ECLI:NL:GHAMS:2024:494
Gerechtshof Amsterdam
- Tussenuitspraak
- Rechtspraak.nl
Vernietiging leaseovereenkomst en incident tot voeging en tussenkomst in civiele procedure
In deze zaak, die voorligt bij het Gerechtshof Amsterdam, betreft het een hoger beroep van Dexia Nederland B.V. tegen een vonnis van de kantonrechter in Amsterdam. De zaak draait om de vernietiging van leaseovereenkomsten door [geïntimeerde], die op 19 december 2005 aan Dexia heeft medegedeeld dat zij de overeenkomsten op grond van de artikelen 1:88 en 1:89 BW vernietigt. In eerste aanleg heeft de kantonrechter de vorderingen van [geïntimeerde] toegewezen, wat Dexia heeft doen besluiten in hoger beroep te gaan.
In het hoger beroep heeft [eiser], de echtgenoot van [geïntimeerde], een incidentele conclusie tot voeging en tussenkomst ingediend. Hij wil zich voegen aan de zijde van [geïntimeerde] om haar te steunen in haar vordering tegen Dexia. Dexia heeft betoogd dat [eiser] te laat is met zijn vordering en dat hij geen zelfstandig belang heeft bij de voeging en tussenkomst, omdat de vordering van [geïntimeerde] al is toegewezen.

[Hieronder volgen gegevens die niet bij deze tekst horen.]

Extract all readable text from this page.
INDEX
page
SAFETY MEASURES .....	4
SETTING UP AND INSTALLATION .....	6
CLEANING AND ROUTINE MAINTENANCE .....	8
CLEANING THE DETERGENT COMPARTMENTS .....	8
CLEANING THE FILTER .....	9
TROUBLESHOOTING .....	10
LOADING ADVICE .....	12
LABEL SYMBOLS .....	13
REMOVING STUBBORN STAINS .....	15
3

Het hof heeft echter geoordeeld dat [eiser] voldoende belang heeft bij de uitkomst van de hoofdzaak, omdat hij nadelige gevolgen kan ondervinden indien de vordering van [geïntimeerde] wordt afgewezen. Het hof heeft de incidentele vordering van [eiser] toegewezen, waardoor hij zowel kan tussenkomen als zich kan voegen aan de zijde van [geïntimeerde]. De hoofdzaak is verwezen naar de rol voor een memorie in het kader van de voeging en tussenkomst.